Parliament condemned on Friday Israel’s insistence on building settlements in the West Bank. A statement released by parliament’s Foreign Affairs Committee stated that Israel was not seeking peace solutions, and is neglecting efforts by Egypt and the international community in the region.
The statement added that it is obvious that Israel is expanding its settlements in the West Bank and destroying the residences of Palestinians, proving that they are hindering peace.
The international community should take a stance against Israel’s obscene acts, the statement proclaimed, adding that Israel has no true “political will” to reach a solution.
Meanwhile, Israeli prime minister Benjamin Netanyahu praised Egypt’s attempts to revive peace talks between Israel and Palestine while celebrating the 23 July Revolution anniversary at the Egyptian embassy in Israel.
Netanyahu said that Egyptian and Israeli people had put the cornerstone to important principles and human civilisation “thousands of years ago”. Israel was founded in 1948.
Netanyahu added: “We have to collaborate in fighting terrorism, because Israeli-Egyptian relations have been rather strong for four decades. I appreciate President Abdel Fattah Al-Sisi’s efforts in enhancing security in the Middle East.”
Israeli president Reuven Rivlin said that Egypt is being powerful and stable amid the unrest caused by terrorism in the region. He also offered condolences to all those who were somewhat affected by terrorism, stressing that Israel is supporting Egypt in its war against radicals.
Egyptian ambassador Hazem Khairat pointed out Al-Sisi’s efforts to achieve stability and peace between Israel and Palestine, adding that any violations to the peace achievement attempts will have major effects on the region.
Controversy erupted on social media following Netanyahu’s speech on the anniversary of the revolution, accusing Egypt of normalising relations with Israel, and considering the prime minister’s visit to the embassy during a national anniversary an offence to Egypt.
A member in the Knesset, Israel’s legislative body, reportedly said that ties between Egypt and Israel are now stronger, compared to former president Anwar Al-Sadat’s era.
On 10 July, Foreign Minister Sameh Shoukry visited Israel in an alleged attempt to find a just and comprehensive peace for both Israel and Palestine. This was the first official visit of Egyptian officials to Israel since 2007. This visit also sparked controversy due to the location of the joint press conference between Netanyahu and Shoukry─occupied Jerusalem─and because of Netanyahu’s invitation to Shoukry in the prime minister’s private residence.
Prior to Shoukry’s visit, Al-Sisi said in a speech that a solution should be reached after the conflict between Israel and Palestine continued for over half a century, stressing the necessity of putting an end to it.

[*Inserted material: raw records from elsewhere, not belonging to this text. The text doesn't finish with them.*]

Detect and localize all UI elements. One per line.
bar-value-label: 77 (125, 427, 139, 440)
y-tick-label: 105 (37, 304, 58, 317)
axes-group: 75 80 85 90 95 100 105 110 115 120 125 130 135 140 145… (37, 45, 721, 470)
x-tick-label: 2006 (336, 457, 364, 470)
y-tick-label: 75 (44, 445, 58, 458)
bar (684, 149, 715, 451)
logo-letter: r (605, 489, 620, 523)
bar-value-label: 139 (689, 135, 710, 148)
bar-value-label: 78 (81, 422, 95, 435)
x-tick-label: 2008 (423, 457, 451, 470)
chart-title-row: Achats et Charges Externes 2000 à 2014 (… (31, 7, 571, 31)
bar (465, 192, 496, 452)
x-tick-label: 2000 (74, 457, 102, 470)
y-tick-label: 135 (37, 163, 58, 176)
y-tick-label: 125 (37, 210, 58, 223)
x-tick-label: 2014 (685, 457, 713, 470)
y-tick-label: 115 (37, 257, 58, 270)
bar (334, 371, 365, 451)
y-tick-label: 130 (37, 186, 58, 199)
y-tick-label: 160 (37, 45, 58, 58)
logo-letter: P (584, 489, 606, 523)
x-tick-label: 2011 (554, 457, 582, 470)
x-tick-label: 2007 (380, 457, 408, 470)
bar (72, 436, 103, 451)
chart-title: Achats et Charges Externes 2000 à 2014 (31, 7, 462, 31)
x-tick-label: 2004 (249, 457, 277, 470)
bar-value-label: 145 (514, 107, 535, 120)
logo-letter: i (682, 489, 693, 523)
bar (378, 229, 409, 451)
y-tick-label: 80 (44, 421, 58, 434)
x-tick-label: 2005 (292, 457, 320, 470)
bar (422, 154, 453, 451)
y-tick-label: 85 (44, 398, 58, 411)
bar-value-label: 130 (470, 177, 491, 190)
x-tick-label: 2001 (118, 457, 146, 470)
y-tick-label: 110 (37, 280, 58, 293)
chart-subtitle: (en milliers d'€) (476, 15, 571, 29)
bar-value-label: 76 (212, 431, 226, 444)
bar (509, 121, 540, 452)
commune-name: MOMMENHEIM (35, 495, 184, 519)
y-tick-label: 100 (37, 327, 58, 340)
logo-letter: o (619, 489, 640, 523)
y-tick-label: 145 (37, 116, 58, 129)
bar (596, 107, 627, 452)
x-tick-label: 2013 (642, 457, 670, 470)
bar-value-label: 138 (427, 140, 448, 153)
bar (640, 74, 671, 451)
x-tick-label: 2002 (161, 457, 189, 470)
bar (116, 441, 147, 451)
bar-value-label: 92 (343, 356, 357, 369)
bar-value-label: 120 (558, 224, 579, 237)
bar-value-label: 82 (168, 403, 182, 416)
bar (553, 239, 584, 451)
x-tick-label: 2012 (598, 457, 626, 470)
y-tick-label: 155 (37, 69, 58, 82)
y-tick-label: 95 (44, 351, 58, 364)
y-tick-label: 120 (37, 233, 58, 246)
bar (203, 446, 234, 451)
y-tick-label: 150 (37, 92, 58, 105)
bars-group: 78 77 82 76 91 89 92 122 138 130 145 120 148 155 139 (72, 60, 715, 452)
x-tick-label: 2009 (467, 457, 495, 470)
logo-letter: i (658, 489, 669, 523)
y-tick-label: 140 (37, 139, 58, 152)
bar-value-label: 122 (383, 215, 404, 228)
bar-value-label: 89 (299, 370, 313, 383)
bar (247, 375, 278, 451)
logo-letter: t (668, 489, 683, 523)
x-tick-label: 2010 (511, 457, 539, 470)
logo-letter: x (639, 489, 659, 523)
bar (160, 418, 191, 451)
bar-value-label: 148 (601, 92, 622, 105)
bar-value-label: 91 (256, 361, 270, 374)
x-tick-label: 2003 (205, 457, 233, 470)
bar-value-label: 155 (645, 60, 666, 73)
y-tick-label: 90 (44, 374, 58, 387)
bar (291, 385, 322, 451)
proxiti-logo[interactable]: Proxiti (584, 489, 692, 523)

Earlier this month, Netanyahu visited four Nile basin countries, during which he addressed the Nile water issue and the Grand Ethiopian Renaissance Dam (GERD) crisis. He supported Ethiopia’s plan to develop its water resources. Israel has been trying to revive relations with Arab and African countries in what it calls a ‘fresh focus’, and is calling for collaboration with these countries.